Eran a penas la aurora. Debido al viento de verano, el mar estaba picado, pero los 2 hombres y el chico de apenas 6 años, tenía práctica.

 

-        Es cuando pica que es buena la pesca, expreso uno con su acento inconfundible de la región que le había costado tanto a Cristiano medio entender.

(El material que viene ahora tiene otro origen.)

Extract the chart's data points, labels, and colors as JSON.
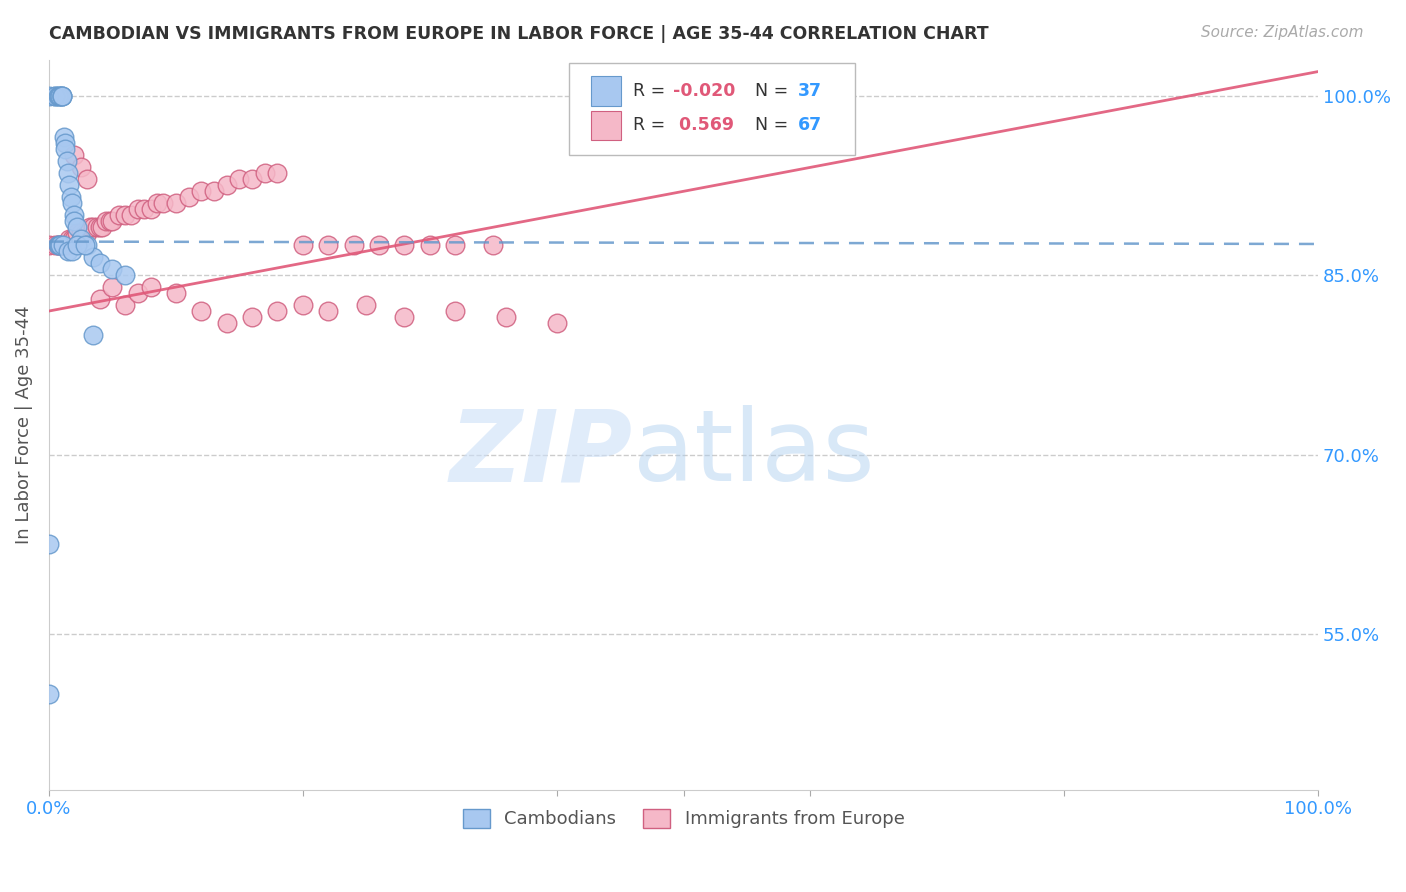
{
  "title": "CAMBODIAN VS IMMIGRANTS FROM EUROPE IN LABOR FORCE | AGE 35-44 CORRELATION CHART",
  "source": "Source: ZipAtlas.com",
  "ylabel": "In Labor Force | Age 35-44",
  "xlim": [
    0.0,
    1.0
  ],
  "ylim": [
    0.42,
    1.03
  ],
  "cambodian_color": "#a8c8f0",
  "cambodian_edge": "#6699cc",
  "europe_color": "#f5b8c8",
  "europe_edge": "#d06080",
  "cambodian_R": -0.02,
  "cambodian_N": 37,
  "europe_R": 0.569,
  "europe_N": 67,
  "cam_x": [
    0.0,
    0.005,
    0.005,
    0.007,
    0.008,
    0.009,
    0.01,
    0.01,
    0.01,
    0.012,
    0.013,
    0.013,
    0.014,
    0.015,
    0.016,
    0.017,
    0.018,
    0.02,
    0.02,
    0.022,
    0.025,
    0.03,
    0.035,
    0.04,
    0.05,
    0.06,
    0.007,
    0.008,
    0.0,
    0.0,
    0.009,
    0.011,
    0.015,
    0.018,
    0.022,
    0.028,
    0.035
  ],
  "cam_y": [
    1.0,
    1.0,
    1.0,
    1.0,
    1.0,
    1.0,
    1.0,
    1.0,
    1.0,
    0.965,
    0.96,
    0.955,
    0.945,
    0.935,
    0.925,
    0.915,
    0.91,
    0.9,
    0.895,
    0.89,
    0.88,
    0.875,
    0.865,
    0.86,
    0.855,
    0.85,
    0.875,
    0.875,
    0.625,
    0.5,
    0.875,
    0.875,
    0.87,
    0.87,
    0.875,
    0.875,
    0.8
  ],
  "eur_x": [
    0.0,
    0.005,
    0.007,
    0.008,
    0.01,
    0.012,
    0.014,
    0.016,
    0.018,
    0.02,
    0.022,
    0.025,
    0.028,
    0.03,
    0.032,
    0.035,
    0.038,
    0.04,
    0.042,
    0.045,
    0.048,
    0.05,
    0.055,
    0.06,
    0.065,
    0.07,
    0.075,
    0.08,
    0.085,
    0.09,
    0.1,
    0.11,
    0.12,
    0.13,
    0.14,
    0.15,
    0.16,
    0.17,
    0.18,
    0.2,
    0.22,
    0.24,
    0.26,
    0.28,
    0.3,
    0.32,
    0.35,
    0.02,
    0.025,
    0.03,
    0.04,
    0.05,
    0.06,
    0.07,
    0.08,
    0.1,
    0.12,
    0.14,
    0.16,
    0.18,
    0.2,
    0.22,
    0.25,
    0.28,
    0.32,
    0.36,
    0.4
  ],
  "eur_y": [
    0.875,
    0.875,
    0.875,
    0.875,
    0.875,
    0.875,
    0.875,
    0.88,
    0.88,
    0.88,
    0.885,
    0.885,
    0.885,
    0.885,
    0.89,
    0.89,
    0.89,
    0.89,
    0.89,
    0.895,
    0.895,
    0.895,
    0.9,
    0.9,
    0.9,
    0.905,
    0.905,
    0.905,
    0.91,
    0.91,
    0.91,
    0.915,
    0.92,
    0.92,
    0.925,
    0.93,
    0.93,
    0.935,
    0.935,
    0.875,
    0.875,
    0.875,
    0.875,
    0.875,
    0.875,
    0.875,
    0.875,
    0.95,
    0.94,
    0.93,
    0.83,
    0.84,
    0.825,
    0.835,
    0.84,
    0.835,
    0.82,
    0.81,
    0.815,
    0.82,
    0.825,
    0.82,
    0.825,
    0.815,
    0.82,
    0.815,
    0.81
  ],
  "ytick_vals": [
    0.55,
    0.7,
    0.85,
    1.0
  ],
  "ytick_labels": [
    "55.0%",
    "70.0%",
    "85.0%",
    "100.0%"
  ]
}
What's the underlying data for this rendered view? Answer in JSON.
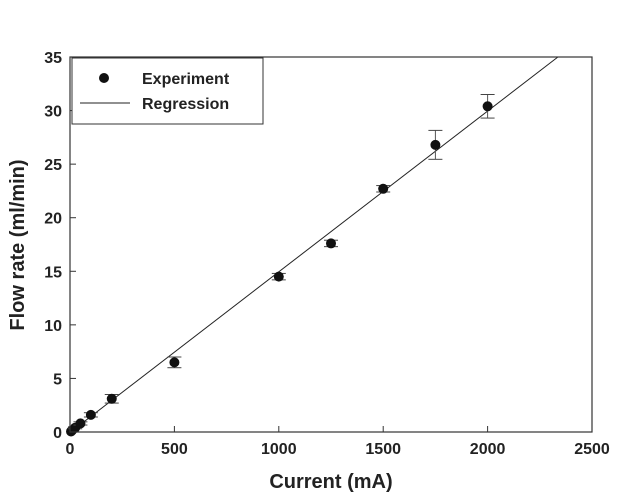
{
  "chart_data": {
    "type": "scatter",
    "title": "",
    "xlabel": "Current (mA)",
    "ylabel": "Flow rate (ml/min)",
    "xlim": [
      0,
      2500
    ],
    "ylim": [
      0,
      35
    ],
    "xticks": [
      "0",
      "500",
      "1000",
      "1500",
      "2000",
      "2500"
    ],
    "yticks": [
      "0",
      "5",
      "10",
      "15",
      "20",
      "25",
      "30",
      "35"
    ],
    "grid": false,
    "legend_position": "top-left",
    "series": [
      {
        "name": "Experiment",
        "kind": "points-with-error-bars",
        "x": [
          5,
          10,
          25,
          50,
          100,
          200,
          500,
          1000,
          1250,
          1500,
          1750,
          2000
        ],
        "y": [
          0.05,
          0.15,
          0.4,
          0.8,
          1.6,
          3.1,
          6.5,
          14.5,
          17.6,
          22.7,
          26.8,
          30.4
        ],
        "error": [
          0.05,
          0.05,
          0.1,
          0.15,
          0.2,
          0.4,
          0.5,
          0.3,
          0.3,
          0.3,
          1.35,
          1.1
        ]
      },
      {
        "name": "Regression",
        "kind": "line",
        "slope": 0.015,
        "intercept": -0.05
      }
    ]
  }
}
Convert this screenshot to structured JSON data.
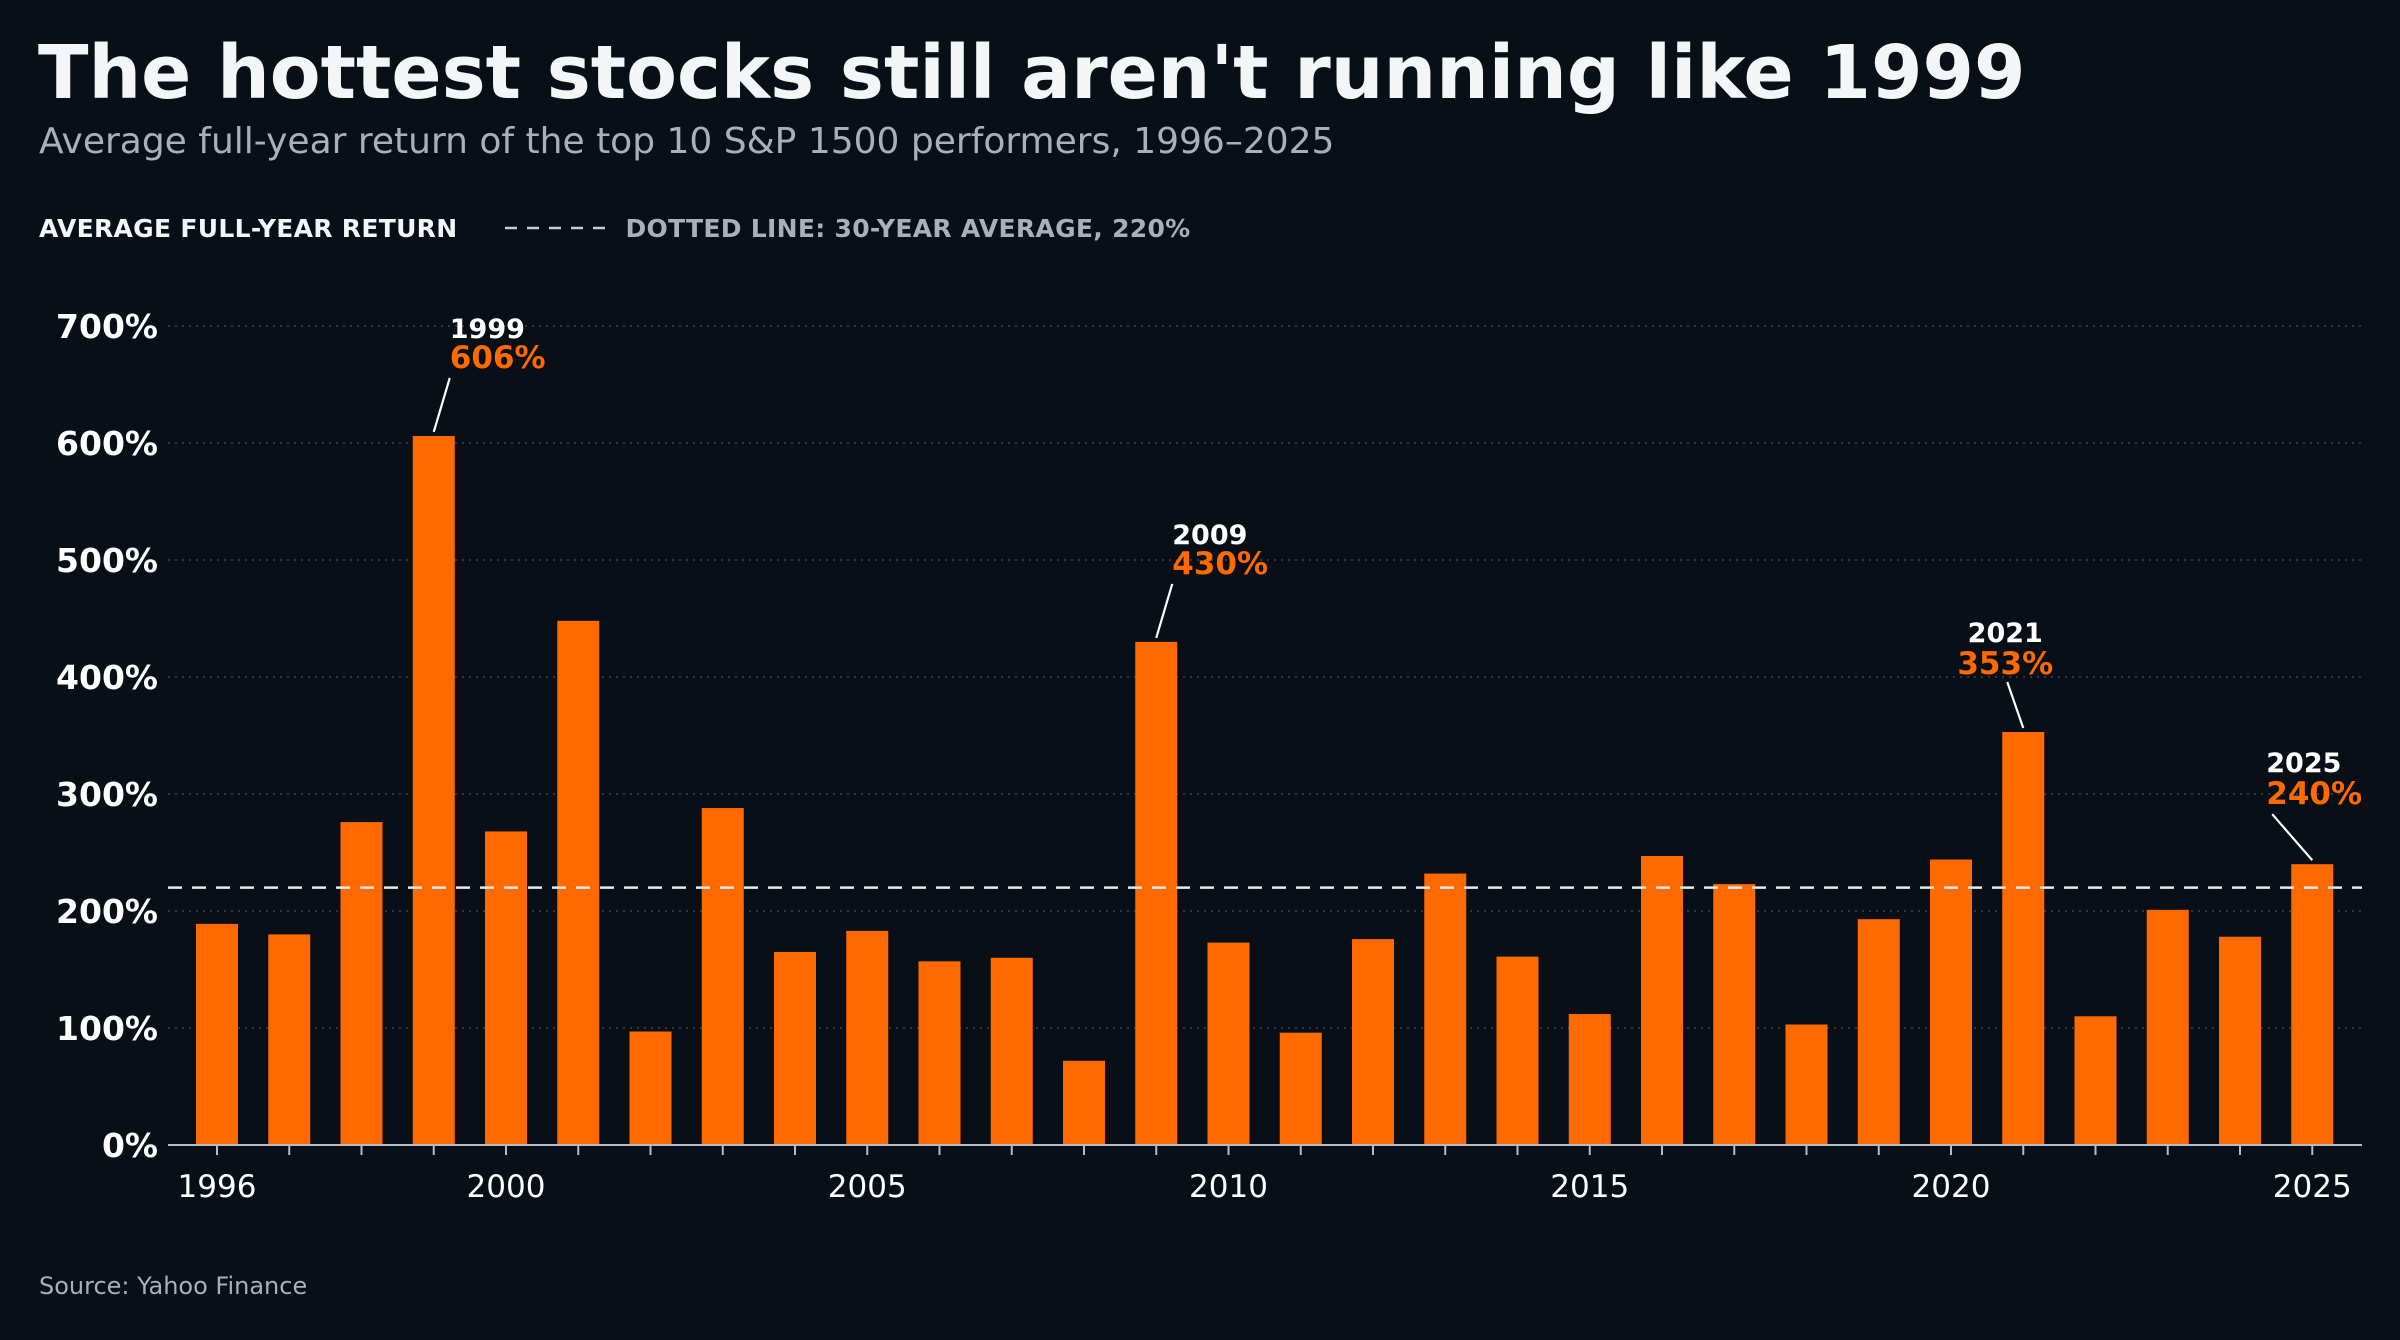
{
  "header": {
    "title": "The hottest stocks still aren't running like 1999",
    "subtitle": "Average full-year return of the top 10 S&P 1500 performers, 1996–2025"
  },
  "legend": {
    "primary": "AVERAGE FULL-YEAR RETURN",
    "reference": "DOTTED LINE: 30-YEAR AVERAGE, 220%"
  },
  "footer": {
    "source": "Source: Yahoo Finance"
  },
  "colors": {
    "background": "#080f16",
    "bar": "#ff6a00",
    "highlight_text": "#ff6a00",
    "grid": "#2a3a3e",
    "axis": "#b6bcc3",
    "text": "#ffffff",
    "muted_text": "#a9b0b8"
  },
  "chart_data": {
    "type": "bar",
    "title": "The hottest stocks still aren't running like 1999",
    "subtitle": "Average full-year return of the top 10 S&P 1500 performers, 1996–2025",
    "x": [
      1996,
      1997,
      1998,
      1999,
      2000,
      2001,
      2002,
      2003,
      2004,
      2005,
      2006,
      2007,
      2008,
      2009,
      2010,
      2011,
      2012,
      2013,
      2014,
      2015,
      2016,
      2017,
      2018,
      2019,
      2020,
      2021,
      2022,
      2023,
      2024,
      2025
    ],
    "series": [
      {
        "name": "AVERAGE FULL-YEAR RETURN",
        "unit": "%",
        "values": [
          189,
          180,
          276,
          606,
          268,
          448,
          97,
          288,
          165,
          183,
          157,
          160,
          72,
          430,
          173,
          96,
          176,
          232,
          161,
          112,
          247,
          223,
          103,
          193,
          244,
          353,
          110,
          201,
          178,
          240
        ]
      }
    ],
    "reference_line": {
      "value": 220,
      "label": "DOTTED LINE: 30-YEAR AVERAGE, 220%",
      "style": "dashed"
    },
    "y_ticks": [
      0,
      100,
      200,
      300,
      400,
      500,
      600,
      700
    ],
    "y_tick_labels": [
      "0%",
      "100%",
      "200%",
      "300%",
      "400%",
      "500%",
      "600%",
      "700%"
    ],
    "x_tick_labels": [
      "1996",
      "2000",
      "2005",
      "2010",
      "2015",
      "2020",
      "2025"
    ],
    "ylim": [
      0,
      700
    ],
    "xlabel": "",
    "ylabel": "",
    "grid": true,
    "annotations": [
      {
        "year": 1999,
        "year_label": "1999",
        "value_label": "606%",
        "side": "right"
      },
      {
        "year": 2009,
        "year_label": "2009",
        "value_label": "430%",
        "side": "right"
      },
      {
        "year": 2021,
        "year_label": "2021",
        "value_label": "353%",
        "side": "left"
      },
      {
        "year": 2025,
        "year_label": "2025",
        "value_label": "240%",
        "side": "left"
      }
    ],
    "legend_position": "top-left"
  }
}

-        Pero hay que salir afuera, agrego el otro con el deseo de observar la cara de su párroco volverse verde.

 

De hecho ya los ojos de Cristiano voleaban por todas partes a la búsqueda de un punto estable y, al no encontrarlo, la cabeza le dio 20 vueltas y se sentó el pantalón en el agua dormida del fondo de la chalupa. No miro más. Ni escucho los sarcasmos de sus compañeros que ya estaba jalando la tarraya lleno de peces. Solo el niñito parecía indulgente, mirándolo fijamente.

 

De pronto, una de estas olas gigantes y traidoras sumergió el bote. El infante pasó por la borda. Los adultos, aferrados a sus labores, ni siquiera se dieron cuenta. Es solo cuando Cristiano, de una voz fuerte de predica les grito que, dejando los peces, se percataron de lo sucedido: el cura había salvado al chiquillo que ya se estaba ahogando en la furia del océano.

 

De vuelta a la orilla, a pesar de que él les hubiera pedido no contar el suceso a nadie, la noticia voló de choza en choza. Ya Cristiano no era el montañero extranjero sino uno de los suyos, ya era el pescador de hombres, chicos, muchachos y veteranos. Era el pastor amado que siempre hubiera querido la gente y, con un sincero arrepentimiento, se acercaba para abrazarlo y pedirle disculpas por todo lo malo.

 

Es lo que Cristiano, que definitivamente había renunciado a viajar para enfrentar los acontecimientos, hubiera querido hacer con Alejandra, escondida en aquella habitación de la casa cural antes del anochecer: abrazarla y pedirle perdón.

 

Se acercaron los padres del travieso y, antes que se le hubiera pedido, le pidieron poderse casar el otro domingo. Ellos, que habían visto, en su gesto, la mano del Señor, decían que no podían estar en deuda con Él y se querían casar lo antes posible.

 

Cristiano tuvo todas las penas del mundo para explicarles que Dios no era así, que Dios era bondad, misericordia, lento a la cólera y rápido en clemencia, tolerante porque sabe que nosotros los humanos somos débiles, frágiles ante las tentaciones del mal, mal que se puede expresar en cada uno de nosotros. No en los elementos naturales. Que para hacérnoslo descubrir en los pliegues de nuestra condición humana, darnos el chance de combatirlo en nuestras vidas y para librarnos del mal, Él, el Dios cercano, generoso, magnánimo, Él manda a Su hijo, Jesús, que nos salva.

 

Al mismo tiempo que hablaba, Cristiano se daba cuenta que ya no estaba convenciendo a estos padres. No. Se estaba convenciendo a él mismo, convenciéndose de que Dios ya le había borrado ese error de la noche anterior.

 

Alejandra nunca olvido su primer amor, un amor equivocado pero tan lindo, un amor profeso que ella no había querido aplastar. Solo como toda jovencita caliente como la naturaleza de su costa, había seguido sus impulsos. Se encontró, efectivamente semanas más tarde, como lo había expresado a Cristiano, con El Esposo Maravilloso: El Esposo Divino que hizo de su voz una sinfonía permanente de alabanza en Su Nombre.

 

Cristiano contó su aventura sentimental a su obispo, que, entendiendo que su pupilo ya se había reconciliado con él mismo, con Dios y con su comunidad, compasivo frente a su remordimiento y reconociendo parte de la equivocación, lo mando a un pueblo frió y faldudo, que no por faldudo le podía permitir otro desliz.

 

 

Allí Cristiano añora la comida de mar, el viento sobre sus mejillas, el sol del cual se tenía que esconder y toda la gente querida de aquel rincón de casitas de paja. De vez en cuando se acuerda de Alejandra como un bello rostro, viviendo ahora en miles de rostros de adolescentes que tiene que guiar, que motivar, que lanzar hacia una vida feliz, llena de Dios, porque en Él está la felicidad plena.